TCL a présenté la technologie SQD Mini-Led lors du CES 2026. Quelles sont ses arguments ?
TCL a dévoilé lors du CES 2026 sa 8e génération de Mini-Led, baptisée SQD Mini-Led. Celle-ci constitue un nouveau bond en avant avec la plus forte luminosité jamais proposée sur un téléviseur grand public ainsi que des noirs profonds : en résumé la meilleure des images possible grâce à des performances records. Pour la première fois, nos téléviseurs atteignent 100 % du BT.2020 (spectre de couleurs perceptibles par l’œil humain) et ce, de façon stable, sur l’ensemble des images, même les plus complexes. Techniquement, sur un 98 pouces, on propose 20 000 zones de rétro-éclairage pour offrir une précision unique avec des pics de 10000 Nits tout en affichant les noirs les plus profonds jamais atteint. Le SQD Mini-Led est une technologie polyvalente qui permet d’afficher toutes les couleurs avec des détails en HDR unique et qui convient parfaitement pour les très grandes tailles d’écrans.
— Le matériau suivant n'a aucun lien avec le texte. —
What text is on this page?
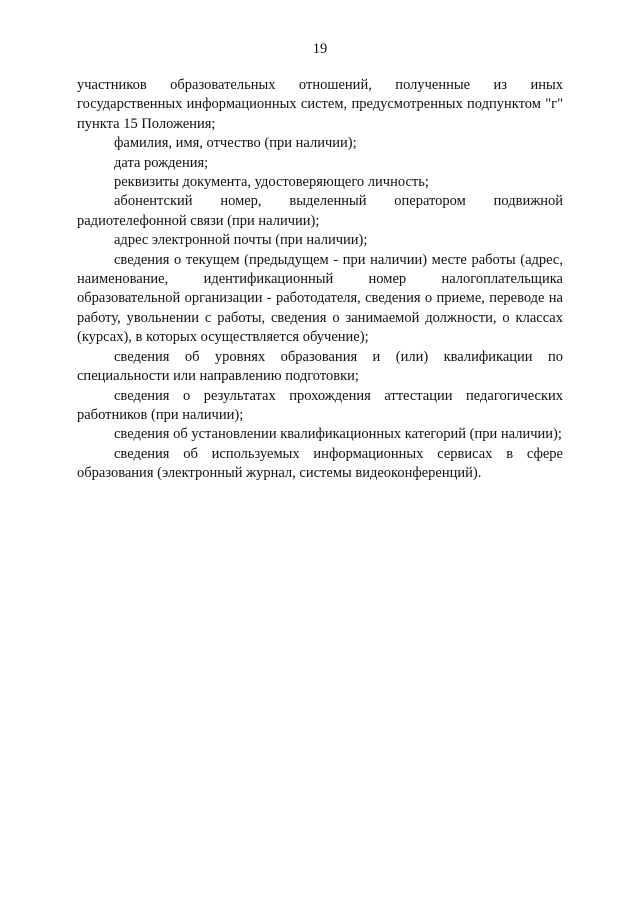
19

участников образовательных отношений, полученные из иных государственных информационных систем, предусмотренных подпунктом "г" пункта 15 Положения;

фамилия, имя, отчество (при наличии);

дата рождения;

реквизиты документа, удостоверяющего личность;

абонентский номер, выделенный оператором подвижной радиотелефонной связи (при наличии);

адрес электронной почты (при наличии);

сведения о текущем (предыдущем - при наличии) месте работы (адрес, наименование, идентификационный номер налогоплательщика образовательной организации - работодателя, сведения о приеме, переводе на работу, увольнении с работы, сведения о занимаемой должности, о классах (курсах), в которых осуществляется обучение);

сведения об уровнях образования и (или) квалификации по специальности или направлению подготовки;

сведения о результатах прохождения аттестации педагогических работников (при наличии);

сведения об установлении квалификационных категорий (при наличии);

сведения об используемых информационных сервисах в сфере образования (электронный журнал, системы видеоконференций).
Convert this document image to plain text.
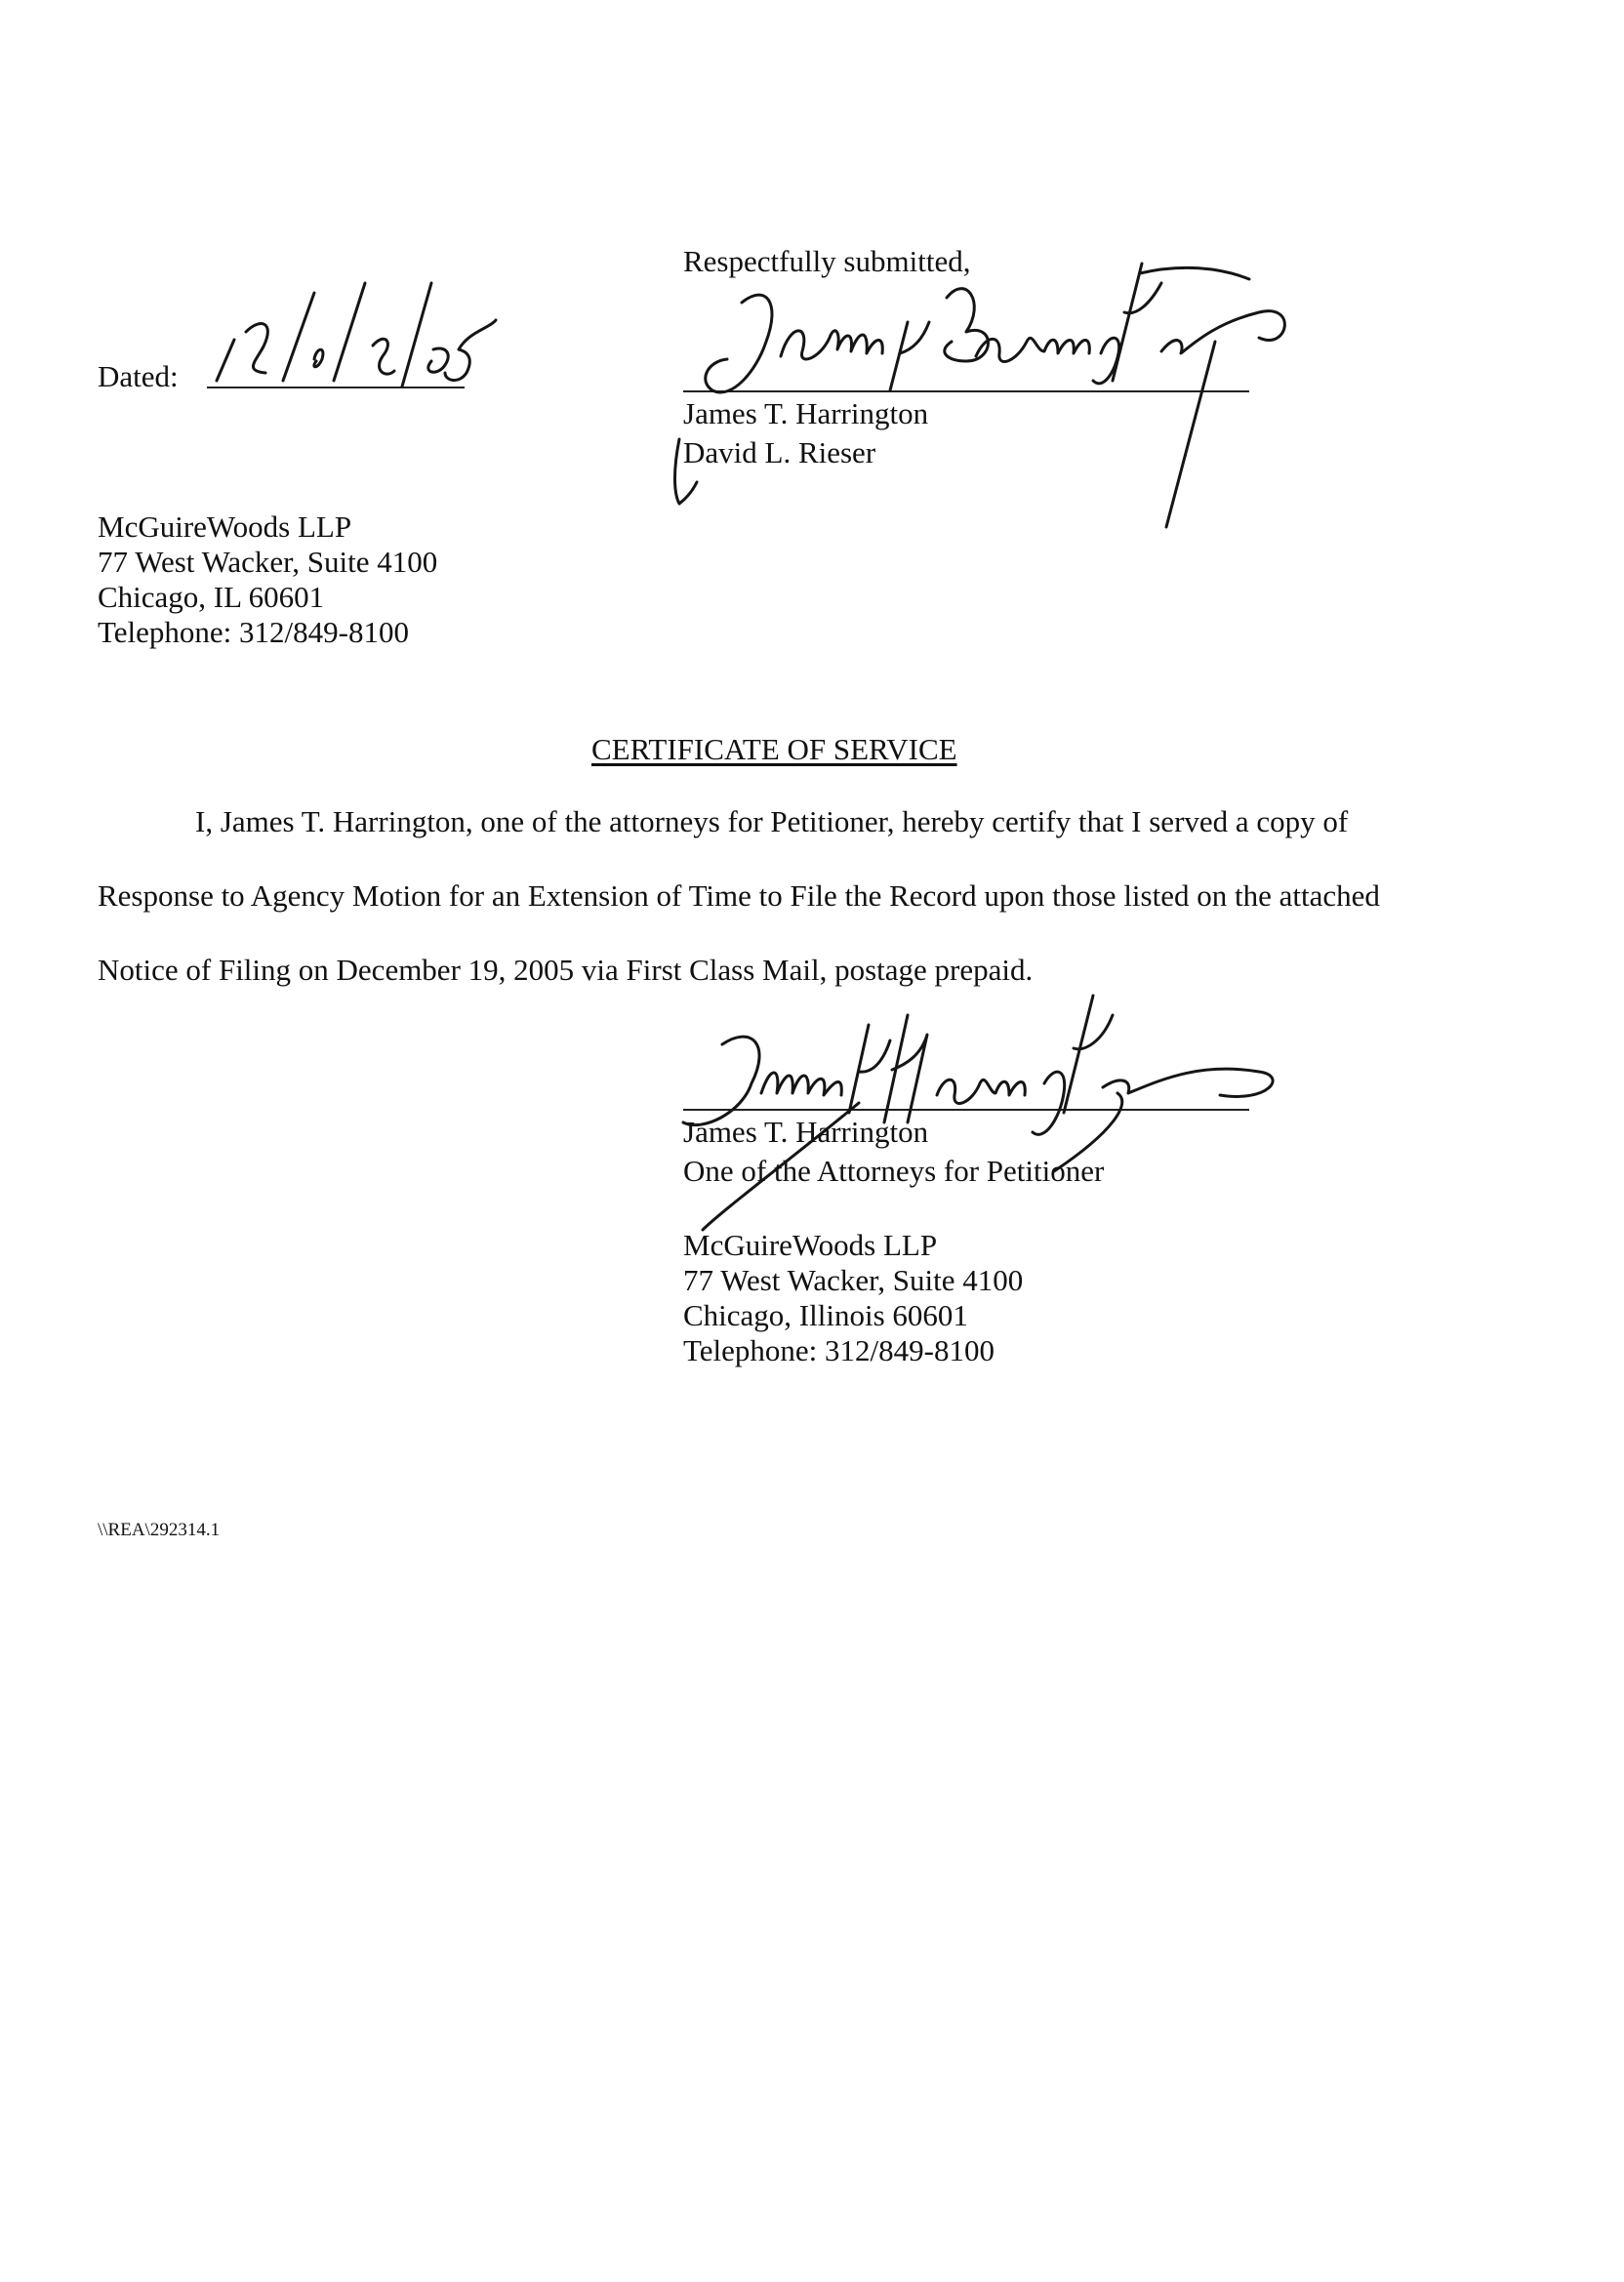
Respectfully submitted,
Dated:
James T. Harrington
David L. Rieser
McGuireWoods LLP
77 West Wacker, Suite 4100
Chicago, IL 60601
Telephone: 312/849-8100
CERTIFICATE OF SERVICE
I, James T. Harrington, one of the attorneys for Petitioner, hereby certify that I served a copy of
Response to Agency Motion for an Extension of Time to File the Record upon those listed on the attached
Notice of Filing on December 19, 2005 via First Class Mail, postage prepaid.
James T. Harrington
One of the Attorneys for Petitioner
McGuireWoods LLP
77 West Wacker, Suite 4100
Chicago, Illinois 60601
Telephone: 312/849-8100
\\REA\292314.1
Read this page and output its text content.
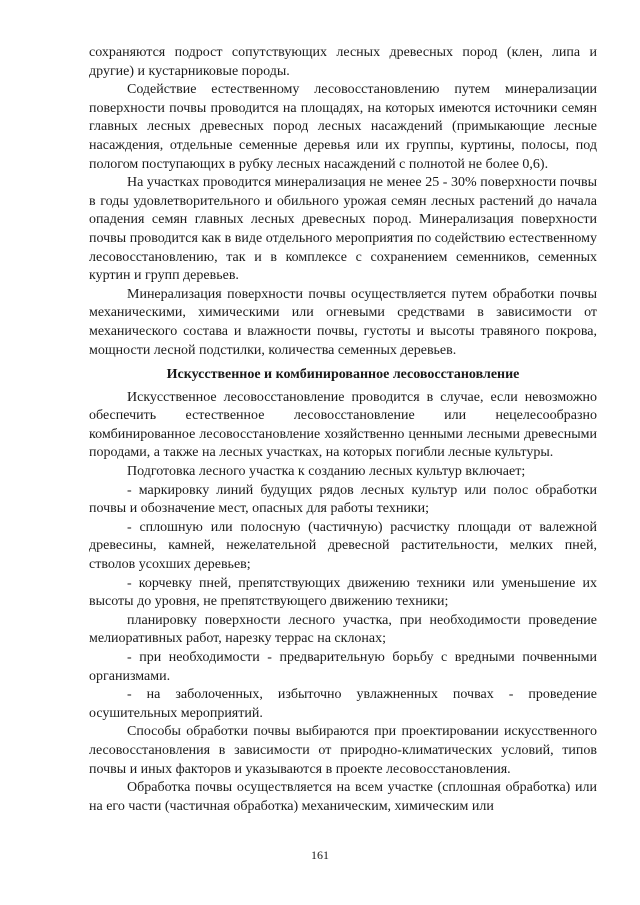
сохраняются подрост сопутствующих лесных древесных пород (клен, липа и другие) и кустарниковые породы.

Содействие естественному лесовосстановлению путем минерализации поверхности почвы проводится на площадях, на которых имеются источники семян главных лесных древесных пород лесных насаждений (примыкающие лесные насаждения, отдельные семенные деревья или их группы, куртины, полосы, под пологом поступающих в рубку лесных насаждений с полнотой не более 0,6).

На участках проводится минерализация не менее 25 - 30% поверхности почвы в годы удовлетворительного и обильного урожая семян лесных растений до начала опадения семян главных лесных древесных пород. Минерализация поверхности почвы проводится как в виде отдельного мероприятия по содействию естественному лесовосстановлению, так и в комплексе с сохранением семенников, семенных куртин и групп деревьев.

Минерализация поверхности почвы осуществляется путем обработки почвы механическими, химическими или огневыми средствами в зависимости от механического состава и влажности почвы, густоты и высоты травяного покрова, мощности лесной подстилки, количества семенных деревьев.

Искусственное и комбинированное лесовосстановление

Искусственное лесовосстановление проводится в случае, если невозможно обеспечить естественное лесовосстановление или нецелесообразно комбинированное лесовосстановление хозяйственно ценными лесными древесными породами, а также на лесных участках, на которых погибли лесные культуры.

Подготовка лесного участка к созданию лесных культур включает;

- маркировку линий будущих рядов лесных культур или полос обработки почвы и обозначение мест, опасных для работы техники;

- сплошную или полосную (частичную) расчистку площади от валежной древесины, камней, нежелательной древесной растительности, мелких пней, стволов усохших деревьев;

- корчевку пней, препятствующих движению техники или уменьшение их высоты до уровня, не препятствующего движению техники;

планировку поверхности лесного участка, при необходимости проведение мелиоративных работ, нарезку террас на склонах;

- при необходимости - предварительную борьбу с вредными почвенными организмами.

- на заболоченных, избыточно увлажненных почвах - проведение осушительных мероприятий.

Способы обработки почвы выбираются при проектировании искусственного лесовосстановления в зависимости от природно-климатических условий, типов почвы и иных факторов и указываются в проекте лесовосстановления.

Обработка почвы осуществляется на всем участке (сплошная обработка) или на его части (частичная обработка) механическим, химическим или

161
Quand sera disponible la nouvelle série flagship X11L qui sera donc la première à intégrer cette fameuse technologie SQD Mini-Led ?
La nouvelle série flagship de TCL X11L, sera disponible en 75, 85 et 98 pouces dans les points de vente dès la fin du mois février. Nous avons ajouté cette année le format 75 pouces à cette série flagship, preuve d’une ambition élargie. La série X11L intègre en effet toutes nos nouvelles technologies, sans exception, afin de répondre aux attentes des consommateurs le plus exigeants. A noter que le prix restera aligné sur ceux de l’an dernier, et ce malgré toutes les améliorations apportées.
Techniquement, la série intègre toutes les nouvelles technologies de TCL en plus du SQD Mini LED. La série X11L dispose ainsi des nouveaux panneaux premiums WHVA V2.0, d’un nouveau chipset performant, d’un son Bang & Olufsen (barre de son intégrée + doubles subwoofers), d’une version de Google TV améliorée en mode conversationnelle (Gemini sera déployé en français en 2026), d’une compatibilité Dolby Atmos Flex Connect, le tout dans un design deux fois plus fin que la série précédente (seulement 2 cm d’épaisseur. Au total, ce sont plus de 18 améliorations qui ont été apportées. La série X11L sera donc un nouveau sommet du savoir-faire technologique de TCL en 2026. D’autres séries haut de gamme intégreront la technologie SQD Mini-Led en 2026. Des nouveaux modèles que nous dévoileront en mars prochain pour un lancement au 1er semestre 2026.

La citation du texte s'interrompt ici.